Geleneksel yorumun ilk sorunu zamanlamadır. Ve bu ciddi bir sorundur. Geleneksel yorumun basit bir zaman çizelgesi vardır: ABD Hava Kuvvetleri 6 Ağustos'ta Hiroşima'yı nükleer silahla bombalar, üç gün sonra Nagazaki'yi bir başka nükleer silahla bombalar ve ertesi gün Japonlar teslim olma niyetlerini bildirirler. Amerikan gazetelerinin “Pasifik'te Barış: Bizim Bombamız Başardı!” gibi manşetler atmasını suçlu bulmak zor.

Hiroşima'nın hikayesi çoğu Amerikan tarih kitabında anlatıldığında, bombalamanın yapıldığı gün, yani 6 Ağustos, anlatının doruk noktası olarak sunulur. Hikayenin tüm unsurları o ana işaret eder: bomba yapma kararı, Los Alamos'taki gizli araştırmalar, ilk etkileyici test ve Hiroşima'daki nihai doruk noktası. Başka bir deyişle, bu hikaye bomba hakkında bir hikaye olarak anlatılır. Ancak Japonya'nın teslim olma kararını bomba hikayesinin bağlamında objektif olarak analiz etmek mümkün değildir. Bunu “bomba hikayesi” olarak sunmak, bombanın rolünün merkezi olduğunu varsaymak anlamına gelir.

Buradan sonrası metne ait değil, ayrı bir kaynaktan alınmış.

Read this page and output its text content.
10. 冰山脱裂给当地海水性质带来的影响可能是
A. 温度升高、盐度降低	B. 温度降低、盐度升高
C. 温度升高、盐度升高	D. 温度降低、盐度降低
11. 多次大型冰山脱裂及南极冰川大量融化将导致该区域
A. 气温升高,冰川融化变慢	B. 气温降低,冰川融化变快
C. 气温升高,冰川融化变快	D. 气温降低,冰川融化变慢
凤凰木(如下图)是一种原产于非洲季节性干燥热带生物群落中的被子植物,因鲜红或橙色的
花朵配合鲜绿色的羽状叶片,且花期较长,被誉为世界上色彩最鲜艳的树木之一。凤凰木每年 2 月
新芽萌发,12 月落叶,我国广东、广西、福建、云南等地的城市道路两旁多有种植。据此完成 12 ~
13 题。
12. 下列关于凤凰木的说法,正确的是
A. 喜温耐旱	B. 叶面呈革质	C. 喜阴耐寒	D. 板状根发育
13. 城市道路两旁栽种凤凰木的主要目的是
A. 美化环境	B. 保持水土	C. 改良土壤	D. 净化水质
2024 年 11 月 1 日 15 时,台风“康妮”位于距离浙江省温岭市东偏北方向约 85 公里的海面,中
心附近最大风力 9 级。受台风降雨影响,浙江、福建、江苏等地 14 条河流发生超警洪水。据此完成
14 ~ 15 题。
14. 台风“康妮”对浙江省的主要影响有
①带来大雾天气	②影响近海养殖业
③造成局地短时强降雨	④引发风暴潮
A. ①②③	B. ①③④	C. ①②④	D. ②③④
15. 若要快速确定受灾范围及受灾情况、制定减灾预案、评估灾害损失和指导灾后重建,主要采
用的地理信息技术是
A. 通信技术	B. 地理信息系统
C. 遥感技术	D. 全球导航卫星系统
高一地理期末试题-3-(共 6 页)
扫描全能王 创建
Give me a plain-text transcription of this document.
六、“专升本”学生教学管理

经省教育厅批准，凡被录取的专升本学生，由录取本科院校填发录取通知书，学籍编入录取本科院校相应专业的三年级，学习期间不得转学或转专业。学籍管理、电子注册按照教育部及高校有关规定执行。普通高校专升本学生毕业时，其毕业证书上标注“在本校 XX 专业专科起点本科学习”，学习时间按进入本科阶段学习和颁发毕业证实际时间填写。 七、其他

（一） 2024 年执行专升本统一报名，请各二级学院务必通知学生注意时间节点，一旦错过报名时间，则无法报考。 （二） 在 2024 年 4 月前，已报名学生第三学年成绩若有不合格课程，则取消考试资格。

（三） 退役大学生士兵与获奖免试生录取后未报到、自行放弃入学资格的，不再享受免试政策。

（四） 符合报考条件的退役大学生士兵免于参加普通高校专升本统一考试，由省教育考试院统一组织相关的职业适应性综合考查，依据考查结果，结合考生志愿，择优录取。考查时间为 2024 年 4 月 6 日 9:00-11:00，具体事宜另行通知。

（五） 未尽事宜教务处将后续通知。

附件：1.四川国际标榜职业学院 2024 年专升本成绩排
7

Japonların bakış açısından, Ağustos ayının ikinci haftasındaki en önemli gün 6 Ağustos değil, 9 Ağustos'tu. O gün, Yüksek Konsey savaşta ilk kez toplanarak koşulsuz teslimiyeti tartıştı. Yüksek Konsey, 1945 yılında Japonya'yı fiilen yöneten altı üst düzey hükümet üyesinden oluşan bir grup, bir nevi iç kabineydi. Japon liderler o güne kadar teslim olmayı ciddi olarak düşünmemişlerdi. Koşulsuz teslimiyet (Müttefiklerin talep ettiği şey) kabul edilmesi zor bir durumdu. Amerika Birleşik Devletleri ve Büyük Britanya, Avrupa'da savaş suçları davalarını çoktan başlatmıştı. Ya ilahi olduğuna inanılan imparatoru yargılamaya karar verirlerse? Ya imparatoru ortadan kaldırıp hükümetin yapısını tamamen değiştirirlerse? 1945 yazında durum kötü olsa da Japonya'nın liderleri geleneklerini, inançlarını veya yaşam tarzlarını terk etmeyi düşünmeye istekli değillerdi. 9 Ağustos'a kadar. Onları bu kadar ani ve kararlı bir şekilde fikirlerini değiştirmeye iten ne olmuştu? 14 yıllık savaşın ardından ilk kez ciddi bir şekilde teslim olmayı tartışmalarını sağlayan neydi?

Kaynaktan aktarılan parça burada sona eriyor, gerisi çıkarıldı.